Lee has called Seoul “shallow” and Busan “shabby.” He spent 28 years as a lawmaker, serving seven terms. He also served as the education minister and prime minister, participating in the state administration for over 30 years. He is the head of the super majority ruling party with 176 seats in the 300-member legislature. If Seoul is shallow and Busan is shabby, he is one of the people who should feel responsible. But his words did not reflect a sense of responsibility.

Lee is not the only one. Irresponsible remarks by cabinet members have become common. The prime minister at the interpellation, ministers at the standing committees and minister nominees at confirmation hearings reproach opposition lawmakers without reserve. After finalizing the landslide parliamentary election victory on April 15, Lee said he could not help but feel a heavy sense of responsibility. But three months after the victory, a sense of responsibility is nowhere to be found from Lee, the cabinet members or the ruling party lawmakers.

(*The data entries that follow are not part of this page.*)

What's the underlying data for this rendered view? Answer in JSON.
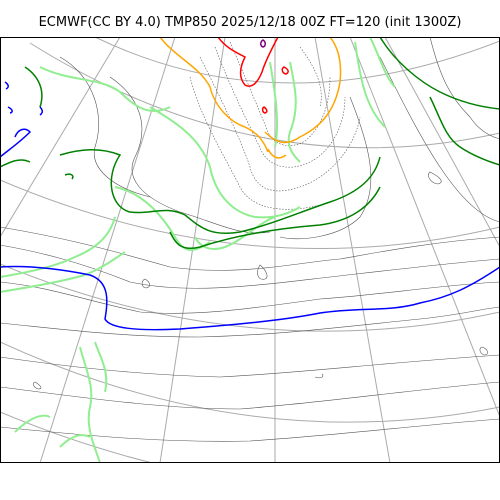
{
  "title": "ECMWF(CC BY 4.0) TMP850 2025/12/18 00Z FT=120 (init 1300Z)",
  "map": {
    "projection": "polar stereographic",
    "graticule": "on",
    "contour_colors": {
      "isotherm_minor": "#555555",
      "isotherm_dotted": "#555555",
      "graticule": "#aaaaaa",
      "light_green": "#90ee90",
      "dark_green": "#008000",
      "orange": "#ffa500",
      "red": "#ff0000",
      "blue": "#0000ff",
      "purple": "#800080",
      "frame": "#000000"
    }
  }
}
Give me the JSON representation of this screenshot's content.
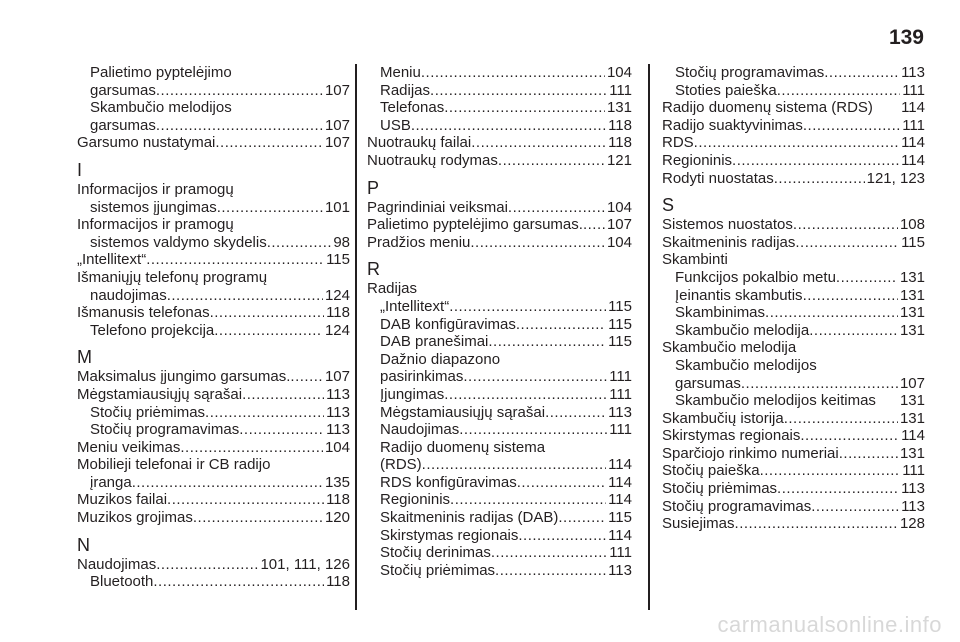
{
  "page_number": "139",
  "watermark": "carmanualsonline.info",
  "columns": [
    [
      {
        "k": "r",
        "i": 1,
        "t": "Palietimo pyptelėjimo"
      },
      {
        "k": "r",
        "i": 1,
        "t": "garsumas",
        "p": "107"
      },
      {
        "k": "r",
        "i": 1,
        "t": "Skambučio melodijos"
      },
      {
        "k": "r",
        "i": 1,
        "t": "garsumas",
        "p": "107"
      },
      {
        "k": "r",
        "i": 0,
        "t": "Garsumo nustatymai",
        "p": "107"
      },
      {
        "k": "h",
        "t": "I"
      },
      {
        "k": "r",
        "i": 0,
        "t": "Informacijos ir pramogų"
      },
      {
        "k": "r",
        "i": 1,
        "t": "sistemos įjungimas",
        "p": "101"
      },
      {
        "k": "r",
        "i": 0,
        "t": "Informacijos ir pramogų"
      },
      {
        "k": "r",
        "i": 1,
        "t": "sistemos valdymo skydelis",
        "p": "98"
      },
      {
        "k": "r",
        "i": 0,
        "t": "„Intellitext“",
        "p": "115"
      },
      {
        "k": "r",
        "i": 0,
        "t": "Išmaniųjų telefonų programų"
      },
      {
        "k": "r",
        "i": 1,
        "t": "naudojimas",
        "p": "124"
      },
      {
        "k": "r",
        "i": 0,
        "t": "Išmanusis telefonas",
        "p": "118"
      },
      {
        "k": "r",
        "i": 1,
        "t": "Telefono projekcija",
        "p": "124"
      },
      {
        "k": "h",
        "t": "M"
      },
      {
        "k": "r",
        "i": 0,
        "t": "Maksimalus įjungimo garsumas.",
        "p": "107"
      },
      {
        "k": "r",
        "i": 0,
        "t": "Mėgstamiausiųjų sąrašai",
        "p": "113"
      },
      {
        "k": "r",
        "i": 1,
        "t": "Stočių priėmimas",
        "p": "113"
      },
      {
        "k": "r",
        "i": 1,
        "t": "Stočių programavimas",
        "p": "113"
      },
      {
        "k": "r",
        "i": 0,
        "t": "Meniu veikimas",
        "p": "104"
      },
      {
        "k": "r",
        "i": 0,
        "t": "Mobilieji telefonai ir CB radijo"
      },
      {
        "k": "r",
        "i": 1,
        "t": "įranga ",
        "p": "135"
      },
      {
        "k": "r",
        "i": 0,
        "t": "Muzikos failai",
        "p": "118"
      },
      {
        "k": "r",
        "i": 0,
        "t": "Muzikos grojimas",
        "p": "120"
      },
      {
        "k": "h",
        "t": "N"
      },
      {
        "k": "r",
        "i": 0,
        "t": "Naudojimas",
        "p": "101, 111, 126"
      },
      {
        "k": "r",
        "i": 1,
        "t": "Bluetooth",
        "p": "118"
      }
    ],
    [
      {
        "k": "r",
        "i": 1,
        "t": "Meniu",
        "p": "104"
      },
      {
        "k": "r",
        "i": 1,
        "t": "Radijas",
        "p": "111"
      },
      {
        "k": "r",
        "i": 1,
        "t": "Telefonas",
        "p": "131"
      },
      {
        "k": "r",
        "i": 1,
        "t": "USB",
        "p": "118"
      },
      {
        "k": "r",
        "i": 0,
        "t": "Nuotraukų failai",
        "p": "118"
      },
      {
        "k": "r",
        "i": 0,
        "t": "Nuotraukų rodymas",
        "p": "121"
      },
      {
        "k": "h",
        "t": "P"
      },
      {
        "k": "r",
        "i": 0,
        "t": "Pagrindiniai veiksmai",
        "p": "104"
      },
      {
        "k": "r",
        "i": 0,
        "t": "Palietimo pyptelėjimo garsumas.",
        "p": "107"
      },
      {
        "k": "r",
        "i": 0,
        "t": "Pradžios meniu",
        "p": "104"
      },
      {
        "k": "h",
        "t": "R"
      },
      {
        "k": "r",
        "i": 0,
        "t": "Radijas"
      },
      {
        "k": "r",
        "i": 1,
        "t": "„Intellitext“",
        "p": "115"
      },
      {
        "k": "r",
        "i": 1,
        "t": "DAB konfigūravimas",
        "p": "115"
      },
      {
        "k": "r",
        "i": 1,
        "t": "DAB pranešimai",
        "p": "115"
      },
      {
        "k": "r",
        "i": 1,
        "t": "Dažnio diapazono"
      },
      {
        "k": "r",
        "i": 1,
        "t": "pasirinkimas",
        "p": "111"
      },
      {
        "k": "r",
        "i": 1,
        "t": "Įjungimas",
        "p": "111"
      },
      {
        "k": "r",
        "i": 1,
        "t": "Mėgstamiausiųjų sąrašai",
        "p": "113"
      },
      {
        "k": "r",
        "i": 1,
        "t": "Naudojimas",
        "p": "111"
      },
      {
        "k": "r",
        "i": 1,
        "t": "Radijo duomenų sistema"
      },
      {
        "k": "r",
        "i": 1,
        "t": "(RDS)",
        "p": "114"
      },
      {
        "k": "r",
        "i": 1,
        "t": "RDS konfigūravimas",
        "p": "114"
      },
      {
        "k": "r",
        "i": 1,
        "t": "Regioninis",
        "p": "114"
      },
      {
        "k": "r",
        "i": 1,
        "t": "Skaitmeninis radijas (DAB)",
        "p": "115"
      },
      {
        "k": "r",
        "i": 1,
        "t": "Skirstymas regionais",
        "p": "114"
      },
      {
        "k": "r",
        "i": 1,
        "t": "Stočių derinimas",
        "p": "111"
      },
      {
        "k": "r",
        "i": 1,
        "t": "Stočių priėmimas",
        "p": "113"
      }
    ],
    [
      {
        "k": "r",
        "i": 1,
        "t": "Stočių programavimas",
        "p": "113"
      },
      {
        "k": "r",
        "i": 1,
        "t": "Stoties paieška",
        "p": "111"
      },
      {
        "k": "r",
        "i": 0,
        "t": "Radijo duomenų sistema (RDS)",
        "p": "114",
        "nolead": true
      },
      {
        "k": "r",
        "i": 0,
        "t": "Radijo suaktyvinimas",
        "p": "111"
      },
      {
        "k": "r",
        "i": 0,
        "t": "RDS",
        "p": "114"
      },
      {
        "k": "r",
        "i": 0,
        "t": "Regioninis",
        "p": "114"
      },
      {
        "k": "r",
        "i": 0,
        "t": "Rodyti nuostatas",
        "p": "121, 123"
      },
      {
        "k": "h",
        "t": "S"
      },
      {
        "k": "r",
        "i": 0,
        "t": "Sistemos nuostatos",
        "p": "108"
      },
      {
        "k": "r",
        "i": 0,
        "t": "Skaitmeninis radijas",
        "p": "115"
      },
      {
        "k": "r",
        "i": 0,
        "t": "Skambinti"
      },
      {
        "k": "r",
        "i": 1,
        "t": "Funkcijos pokalbio metu",
        "p": "131"
      },
      {
        "k": "r",
        "i": 1,
        "t": "Įeinantis skambutis",
        "p": "131"
      },
      {
        "k": "r",
        "i": 1,
        "t": "Skambinimas",
        "p": "131"
      },
      {
        "k": "r",
        "i": 1,
        "t": "Skambučio melodija",
        "p": "131"
      },
      {
        "k": "r",
        "i": 0,
        "t": "Skambučio melodija"
      },
      {
        "k": "r",
        "i": 1,
        "t": "Skambučio melodijos"
      },
      {
        "k": "r",
        "i": 1,
        "t": "garsumas",
        "p": "107"
      },
      {
        "k": "r",
        "i": 1,
        "t": "Skambučio melodijos keitimas",
        "p": "131",
        "nolead": true
      },
      {
        "k": "r",
        "i": 0,
        "t": "Skambučių istorija",
        "p": "131"
      },
      {
        "k": "r",
        "i": 0,
        "t": "Skirstymas regionais",
        "p": "114"
      },
      {
        "k": "r",
        "i": 0,
        "t": "Sparčiojo rinkimo numeriai",
        "p": "131"
      },
      {
        "k": "r",
        "i": 0,
        "t": "Stočių paieška",
        "p": "111"
      },
      {
        "k": "r",
        "i": 0,
        "t": "Stočių priėmimas",
        "p": "113"
      },
      {
        "k": "r",
        "i": 0,
        "t": "Stočių programavimas",
        "p": "113"
      },
      {
        "k": "r",
        "i": 0,
        "t": "Susiejimas",
        "p": "128"
      }
    ]
  ]
}
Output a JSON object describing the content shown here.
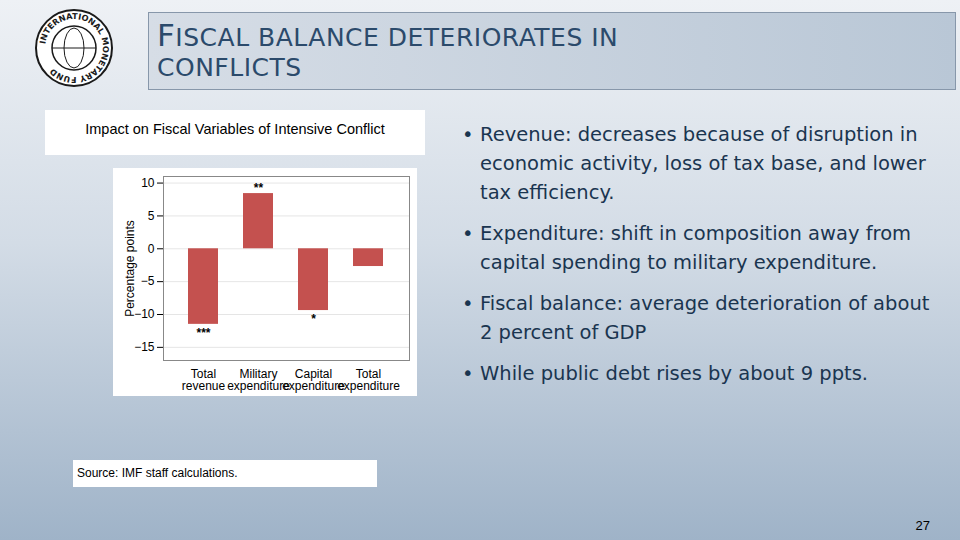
{
  "slide": {
    "logo_text": "INTERNATIONAL MONETARY FUND",
    "title_lines": [
      "FISCAL BALANCE DETERIORATES IN",
      "CONFLICTS"
    ],
    "bullets": [
      "Revenue: decreases because of disruption in economic activity, loss of tax base, and lower tax efficiency.",
      "Expenditure: shift in composition away from capital spending to military expenditure.",
      "Fiscal balance: average deterioration of about 2 percent of GDP",
      "While public debt rises by about 9 ppts."
    ],
    "source": "Source: IMF staff calculations.",
    "page_number": "27"
  },
  "chart_data": {
    "type": "bar",
    "title": "Impact on Fiscal Variables of Intensive Conflict",
    "categories": [
      "Total\nrevenue",
      "Military\nexpenditure",
      "Capital\nexpenditure",
      "Total\nexpenditure"
    ],
    "values": [
      -11.5,
      8.4,
      -9.4,
      -2.7
    ],
    "annotations": [
      "***",
      "**",
      "*",
      null
    ],
    "color": "#c4514f",
    "ylabel": "Percentage points",
    "ylim": [
      -17,
      11
    ],
    "yticks": [
      -15,
      -10,
      -5,
      0,
      5,
      10
    ],
    "grid": true
  }
}
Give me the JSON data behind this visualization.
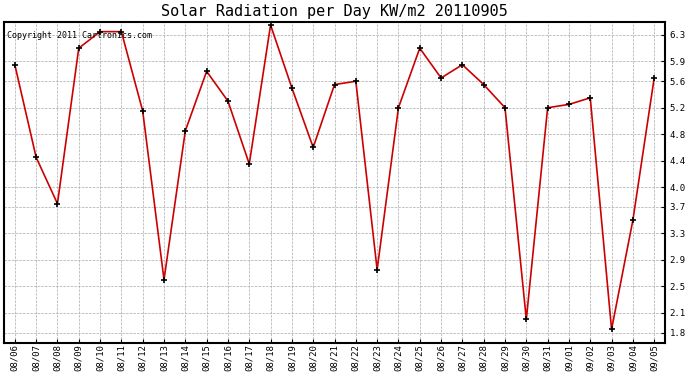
{
  "title": "Solar Radiation per Day KW/m2 20110905",
  "copyright_text": "Copyright 2011 Cartronics.com",
  "labels": [
    "08/06",
    "08/07",
    "08/08",
    "08/09",
    "08/10",
    "08/11",
    "08/12",
    "08/13",
    "08/14",
    "08/15",
    "08/16",
    "08/17",
    "08/18",
    "08/19",
    "08/20",
    "08/21",
    "08/22",
    "08/23",
    "08/24",
    "08/25",
    "08/26",
    "08/27",
    "08/28",
    "08/29",
    "08/30",
    "08/31",
    "09/01",
    "09/02",
    "09/03",
    "09/04",
    "09/05"
  ],
  "values": [
    5.85,
    4.45,
    3.75,
    6.1,
    6.35,
    6.35,
    5.15,
    2.6,
    4.85,
    5.75,
    5.3,
    4.35,
    6.45,
    5.5,
    4.6,
    5.55,
    5.6,
    2.75,
    5.2,
    6.1,
    5.65,
    5.85,
    5.55,
    5.2,
    2.0,
    5.2,
    5.25,
    5.35,
    1.85,
    3.5,
    5.65
  ],
  "line_color": "#cc0000",
  "marker": "+",
  "marker_size": 5,
  "marker_color": "#000000",
  "ylim": [
    1.65,
    6.5
  ],
  "yticks": [
    1.8,
    2.1,
    2.5,
    2.9,
    3.3,
    3.7,
    4.0,
    4.4,
    4.8,
    5.2,
    5.6,
    5.9,
    6.3
  ],
  "grid_color": "#aaaaaa",
  "bg_color": "#ffffff",
  "title_fontsize": 11,
  "label_fontsize": 6.5,
  "copyright_fontsize": 6,
  "line_width": 1.2,
  "marker_edge_width": 1.2
}
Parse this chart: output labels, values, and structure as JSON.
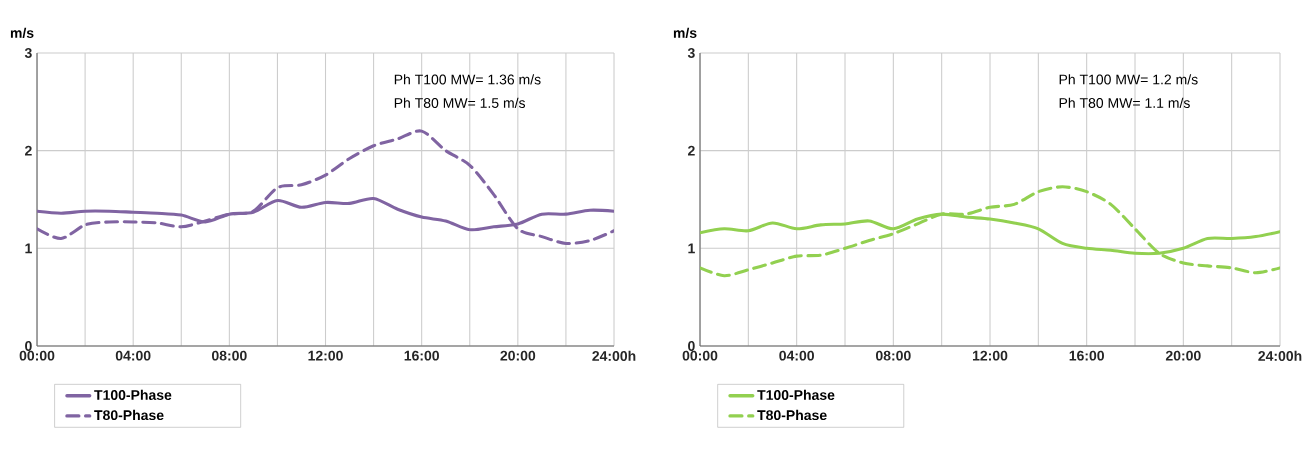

But when rudeness and irresponsibility become an issue, they don’t apologize. Lee blamed the media for taking his “shallow Seoul” comment out of context. He did not respond to the press association’s demand nor did he apologize for hurling insults at the reporter. Should the public watch the rudeness of 176 lawmakers for the next four years? In last year’s bestseller “Responding with a Smile to Rude People,” the author wrote that power trips will always continue unless they are stopped. Lee needs to apologize to the so-called “bad reporter” first.